NRG-BN002: Phase I study of ipilimumab, nivolumab, and the combination in patients with newly diagnosed glioblastoma.

机构信息

Piedmont Healthcare, Atlanta, Georgia, USA.

Case Western Reserve University & Case Comprehensive Cancer Center, Cleveland, Ohio, USA.

出版信息

Neuro Oncol. 2024 Sep 5;26(9):1628-1637. doi: 10.1093/neuonc/noae058.

DOI:10.1093/neuonc/noae058
PMID:38874333
原文链接:https://pmc.ncbi.nlm.nih.gov/articles/PMC11376446/
Abstract

BACKGROUND

Immune checkpoint inhibitors (ICIs) have efficacy in several solid tumors but limited efficacy in glioblastoma (GBM). This study evaluated the safety of anti-CTLA-4 and anti-PD-1 ICIs alone or in combination in newly diagnosed GBM after completion of standard radiochemotherapy with the subsequent intent to test combinatorial ICIs in this setting.

METHODS

The primary endpoint was dose-limiting toxicity (DLT) for adults with unifocal, supratentorial newly diagnosed GBM after resection and chemoradiation. Ipilimumab and nivolumab were tested separately and in combination with a planned expansion cohort dependent upon DLT results.

RESULTS

Thirty-two patients were enrolled at 9 institutions: 6 to each DLT assessment cohort and 14 to the expansion cohort. Median age: 55 years, 67.7% male, 83.9% White. Treatment was well tolerated with 16% Grade 4 events; the combination did not have unexpectedly increased toxicity, with no Grade 5 events. One DLT was seen in each single-agent treatment; none were observed in the combination, leading to expanded accrual of the combined treatment. The median follow-up was 19.6 months. For all patients receiving combination treatment, median overall survival (OS) and progression-free survival (PFS) were 20.7 and 16.1 months, respectively.

CONCLUSIONS

IPI and NIVO are safe and tolerable with toxicities similar to those noted with other cancers when given in combination with adjuvant temozolomide for newly diagnosed GBM. Combination IPI + NIVO is not substantially more toxic than single agents. These results support a subsequent efficacy trial to test the combination of ICIs in Phase II/III for patients with newly diagnosed GBM.

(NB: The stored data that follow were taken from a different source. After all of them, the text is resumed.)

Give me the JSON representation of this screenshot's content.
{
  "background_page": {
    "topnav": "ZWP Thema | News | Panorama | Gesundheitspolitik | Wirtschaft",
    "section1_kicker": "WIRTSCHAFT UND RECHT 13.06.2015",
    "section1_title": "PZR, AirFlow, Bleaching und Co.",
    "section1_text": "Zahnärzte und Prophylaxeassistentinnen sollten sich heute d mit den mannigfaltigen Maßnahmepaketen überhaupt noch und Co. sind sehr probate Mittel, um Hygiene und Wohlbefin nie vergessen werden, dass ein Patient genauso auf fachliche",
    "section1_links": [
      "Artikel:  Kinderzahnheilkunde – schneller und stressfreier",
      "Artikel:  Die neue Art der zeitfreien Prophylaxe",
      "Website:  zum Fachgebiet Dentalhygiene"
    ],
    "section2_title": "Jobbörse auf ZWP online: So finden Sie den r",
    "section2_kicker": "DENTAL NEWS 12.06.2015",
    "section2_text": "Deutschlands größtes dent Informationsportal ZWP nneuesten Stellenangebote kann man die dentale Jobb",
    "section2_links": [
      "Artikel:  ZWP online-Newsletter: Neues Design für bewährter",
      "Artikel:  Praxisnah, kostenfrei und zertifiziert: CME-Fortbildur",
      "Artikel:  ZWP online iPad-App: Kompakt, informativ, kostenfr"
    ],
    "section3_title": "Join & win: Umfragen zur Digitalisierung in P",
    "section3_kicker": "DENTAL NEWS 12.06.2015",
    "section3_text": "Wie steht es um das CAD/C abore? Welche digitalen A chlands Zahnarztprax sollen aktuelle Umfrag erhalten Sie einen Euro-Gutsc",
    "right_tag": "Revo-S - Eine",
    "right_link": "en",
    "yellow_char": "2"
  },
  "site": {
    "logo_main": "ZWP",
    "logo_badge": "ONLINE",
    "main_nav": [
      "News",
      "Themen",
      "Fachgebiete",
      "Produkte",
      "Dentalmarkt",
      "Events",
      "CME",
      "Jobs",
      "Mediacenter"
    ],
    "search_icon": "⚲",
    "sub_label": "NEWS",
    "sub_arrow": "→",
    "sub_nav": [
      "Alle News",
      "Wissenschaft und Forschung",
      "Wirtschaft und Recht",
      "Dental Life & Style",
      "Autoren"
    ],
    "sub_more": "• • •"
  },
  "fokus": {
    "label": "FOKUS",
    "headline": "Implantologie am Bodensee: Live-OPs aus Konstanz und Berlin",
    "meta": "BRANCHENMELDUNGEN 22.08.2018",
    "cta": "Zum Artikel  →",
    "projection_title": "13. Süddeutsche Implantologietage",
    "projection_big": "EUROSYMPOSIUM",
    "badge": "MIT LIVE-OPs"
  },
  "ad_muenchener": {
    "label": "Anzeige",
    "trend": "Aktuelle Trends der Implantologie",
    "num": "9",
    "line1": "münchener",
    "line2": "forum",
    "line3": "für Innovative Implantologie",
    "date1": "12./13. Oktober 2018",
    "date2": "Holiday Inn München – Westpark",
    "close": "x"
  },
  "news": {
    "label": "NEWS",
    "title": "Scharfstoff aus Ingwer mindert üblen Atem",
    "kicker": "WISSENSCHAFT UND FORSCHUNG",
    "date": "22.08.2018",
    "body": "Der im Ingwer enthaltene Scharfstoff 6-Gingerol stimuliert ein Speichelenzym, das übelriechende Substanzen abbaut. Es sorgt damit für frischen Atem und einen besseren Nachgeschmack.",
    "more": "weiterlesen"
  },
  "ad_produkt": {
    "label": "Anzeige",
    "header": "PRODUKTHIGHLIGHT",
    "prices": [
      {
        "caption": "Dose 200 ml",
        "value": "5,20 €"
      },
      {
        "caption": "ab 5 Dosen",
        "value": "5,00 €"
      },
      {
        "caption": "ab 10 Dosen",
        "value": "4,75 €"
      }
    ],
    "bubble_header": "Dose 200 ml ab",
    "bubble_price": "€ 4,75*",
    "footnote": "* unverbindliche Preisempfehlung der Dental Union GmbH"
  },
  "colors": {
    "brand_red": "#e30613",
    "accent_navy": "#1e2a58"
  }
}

CLINICALTRIALS.GOV REGISTRATION: NCT02311920.

摘要

背景

免疫检查点抑制剂(ICIs)在几种实体瘤中具有疗效,但在胶质母细胞瘤(GBM)中的疗效有限。本研究评估了抗 CTLA-4 和抗 PD-1 ICI 单独或联合用于标准放化疗后新诊断的 GBM 的安全性,随后计划在该环境中测试联合 ICI。

方法

主要终点是接受单一治疗的单灶、幕上新诊断的 GBM 患者在切除和放化疗后的剂量限制毒性(DLT)。单独测试了伊匹单抗和纳武单抗,并根据 DLT 结果与计划的扩展队列联合测试。

结果

9 家机构共招募了 32 名患者:6 名进入每个 DLT 评估队列,14 名进入扩展队列。中位年龄:55 岁,67.7%为男性,83.9%为白人。治疗耐受性良好,有 16%的 4 级事件;联合治疗未出现意外增加的毒性,无 5 级事件。单药治疗中有 1 例 DLT,联合治疗中未观察到 DLT,导致联合治疗的入组人数扩大。中位随访时间为 19.6 个月。所有接受联合治疗的患者,中位总生存期(OS)和无进展生存期(PFS)分别为 20.7 个月和 16.1 个月。

结论

当 IPI 和 NIVO 与替莫唑胺联合用于新诊断的 GBM 辅助治疗时,与其他癌症中观察到的毒性相似,是安全且可耐受的。与单药治疗相比,联合应用 IPI+NIVO 并没有显著增加毒性。这些结果支持随后进行 II/III 期疗效试验,以测试联合 ICI 在新诊断的 GBM 患者中的应用。

临床试验注册

NCT02311920。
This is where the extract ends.